As I explain in my True Market Insiders review, the company sells numerous other services and tools aimed at helping subscribers trade successfully. I’ve also looked into the company and, while there are some complaints, it looks legit and has mostly positive reviews.
That said, there are a few points I want to make.
First, I’ve found some of the marketing behind Sector Focus and related TMI services is a bit overhyped at times. I don’t think that makes it a scam, but it might pay to take some of the marketing presentations with a pinch of salt.
Second, the company sells at least a dozen services and tools, some of which costs $1,000s, so don’t be surprised if you are pitched on joining other services at some point.
And third, as with any service, there is no guarantee Chris Rowe’s investment ideas will make you money. Some might, others won’t. So I don’t recommend joining if you’re expecting to get rich overnight, nor is it wise to bet more than you can afford to lose.
Either way, I don’t think it’s a scam, but I did think these points were worth mentioning.
Bottom Line: Should You Join?
Whether or not you should join Sector Focus is a decision only you can make. I think it could be worth checking out if you like the sound of Chris’ strategy and want a more fast-paced advisory. But at the same time, there are drawbacks to consider, and it’s not for everyone.
In any case, let’s start with the good.
First, Chris’ approach to investing is somewhat unique compared to most other services I come across. Because instead of being tied to any one sector (like tech or natural resources), he seems to go wherever he sees the opportunity in the market at any given time.
I also find it interesting the way he starts with a broad sector he’s interested in and “niches down” to find the best potential opportunities within each sector and sub-sector.
This doesn’t necessarily make it a superior strategy to others, but it does seem like a more structured, intelligent approach to investing overall.
The other thing I like is the value aspect. Depending on which page of the True Market Insiders site you visit, the cost of joining Sector Focus is between $79 and $168 per year.
And for that, you get ten trade ideas each month, market analysis, insights, and pretty much everything you need to learn from Chris and follow his recommendations.
What’s the catch? I don’t really know if there’s a “catch,” but nothing is perfect, and the service isn’t going to be ideal for everyone.

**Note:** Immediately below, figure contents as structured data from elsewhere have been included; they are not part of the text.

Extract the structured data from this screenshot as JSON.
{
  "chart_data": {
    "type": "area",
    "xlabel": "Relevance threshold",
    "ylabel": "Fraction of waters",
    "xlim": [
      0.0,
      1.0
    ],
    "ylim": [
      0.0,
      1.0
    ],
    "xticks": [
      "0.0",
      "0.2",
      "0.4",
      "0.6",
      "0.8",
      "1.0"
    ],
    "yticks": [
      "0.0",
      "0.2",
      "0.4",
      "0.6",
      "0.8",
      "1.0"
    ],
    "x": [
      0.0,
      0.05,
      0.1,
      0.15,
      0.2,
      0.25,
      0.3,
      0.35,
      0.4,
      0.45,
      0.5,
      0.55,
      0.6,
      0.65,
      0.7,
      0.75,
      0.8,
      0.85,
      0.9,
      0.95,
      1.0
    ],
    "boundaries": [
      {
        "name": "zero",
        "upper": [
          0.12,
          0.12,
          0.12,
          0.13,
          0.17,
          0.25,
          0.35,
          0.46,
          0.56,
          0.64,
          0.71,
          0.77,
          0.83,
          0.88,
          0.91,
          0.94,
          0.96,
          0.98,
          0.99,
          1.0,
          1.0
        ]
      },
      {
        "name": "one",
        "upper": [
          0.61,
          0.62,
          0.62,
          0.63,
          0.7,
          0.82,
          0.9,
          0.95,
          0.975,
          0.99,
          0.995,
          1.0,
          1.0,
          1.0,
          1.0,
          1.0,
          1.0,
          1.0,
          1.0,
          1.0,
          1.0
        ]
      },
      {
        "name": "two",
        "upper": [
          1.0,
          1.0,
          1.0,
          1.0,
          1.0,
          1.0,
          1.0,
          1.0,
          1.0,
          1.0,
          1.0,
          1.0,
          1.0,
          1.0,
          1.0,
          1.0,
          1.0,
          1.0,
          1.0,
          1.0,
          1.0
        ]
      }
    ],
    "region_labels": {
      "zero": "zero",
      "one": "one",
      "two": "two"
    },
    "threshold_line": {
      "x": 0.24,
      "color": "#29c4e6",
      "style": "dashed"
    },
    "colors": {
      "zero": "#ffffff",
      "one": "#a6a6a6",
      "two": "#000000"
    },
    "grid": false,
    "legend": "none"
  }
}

For example, Sector Focus may not suit those looking for a long-term, value investing service, those who want to avoid certain sectors, or who want to invest for dividend income.
It also might be a little fast-paced for some. Subscribers get ten new trade recommendations each month, whereas most advisories share one stock pick per month.
The other thing I want to re-state is that, even though I do believe Sector Focus is a legitimate service, and there is a 30-day money-back guarantee in place, there’s no guarantee it will help you make money.
At the end of the day, all investments involve risk. So even though you could do really well for yourself, you could also end up losing money.
Hopefully, that doesn’t happen. But I always think it’s worth understanding the risks and setting realistic expectations before joining something like this. That way, you’re less likely to be disappointed if things don’t go according to plan.